MONOCULTURE – NIETZSCHE

scan: (c) M HKA, Published by C. G. Naumann
Friedrich Nietzsche, Jenseits von Gut und Böse. Zur Genealogie der Moral, 1896
Book , 3,2 x 16 x 23,3 cm

Friedrich Nietzsche, Jenseits von Gut und Böse. Zur Genealogie der Moral (Beyond Good and Evil: Prelude to a Philosophy of the Future), 1896
Published by C. G. Naumann
Collection M HKA, Antwerp 


One of the most ambiguous and influential figures of modern thought, philosopher Friedrich Nietzsche (1844-1900) is invoked in different and often ambivalent ways. The early association of his writing was with Nazism, promoted by his sister Elisabeth Förster-Nietzsche who posthumously edited his unpublished works to fit her nationalistic ideas, and contradicted Nietzsche’s own stance against nationalism and antisemitism. Nietzsche’s complex philosophical thought and writing, which is commonly divided into three periods, questions the values and motives behind traditional Western thinking, religion and morality by demonstrating their inconsistencies.

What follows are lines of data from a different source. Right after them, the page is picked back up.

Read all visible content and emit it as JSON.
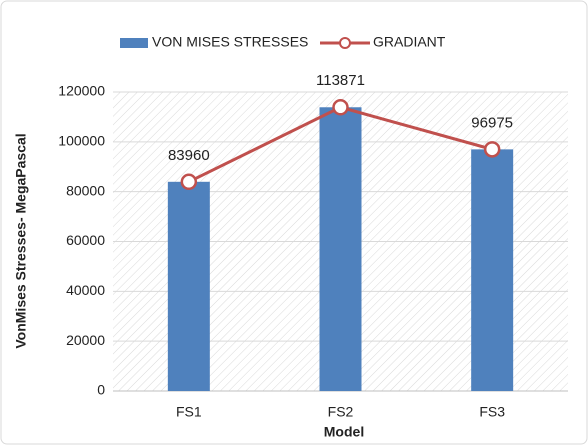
{
  "chart_data": {
    "type": "bar",
    "x_label": "Model",
    "y_label": "VonMises Stresses- MegaPascal",
    "categories": [
      "FS1",
      "FS2",
      "FS3"
    ],
    "series": [
      {
        "name": "VON MISES STRESSES",
        "type": "bar",
        "color": "#4f81bd",
        "values": [
          83960,
          113871,
          96975
        ]
      },
      {
        "name": "GRADIANT",
        "type": "line",
        "color": "#c0504d",
        "values": [
          83960,
          113871,
          96975
        ]
      }
    ],
    "ylim": [
      0,
      120000
    ],
    "yticks": [
      0,
      20000,
      40000,
      60000,
      80000,
      100000,
      120000
    ],
    "grid": true
  }
}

In Beyond Good and Evil (1886), Nietzsche expands the ideas of his famous work Thus Spoke Zarathustra (1885) in which he introduced the ideas of the “death of God" and the prophecy of the Übermensch, and attempts to summarise his philosophy. Aphorist in its style, the book is a powerful critique of religion, ethics, philosophical thought, science and politics. Providing a genealogical account of the development of modern moral systems, Nietzsche bases his argument on the idea of a fundamental shift in the history of morality, from thinking in terms of “good and bad” toward “good and evil”. Accusing philosophers of the past of dogmatism in their consideration of morality, he identifies the qualities of the philosophers of the future – what he calls “free spirits”, unbiased critical thinkers who see “beyond good and evil”. The Nietzschean philosophical stance against the resentful “slave morality of Christianity” was further developed in his subsequent book, On the Genealogy of Morality: A Polemic (1887). Beyond Good and Evil was listed in the 'Most Harmful Books' by American weekly conservative newspaper Human Events.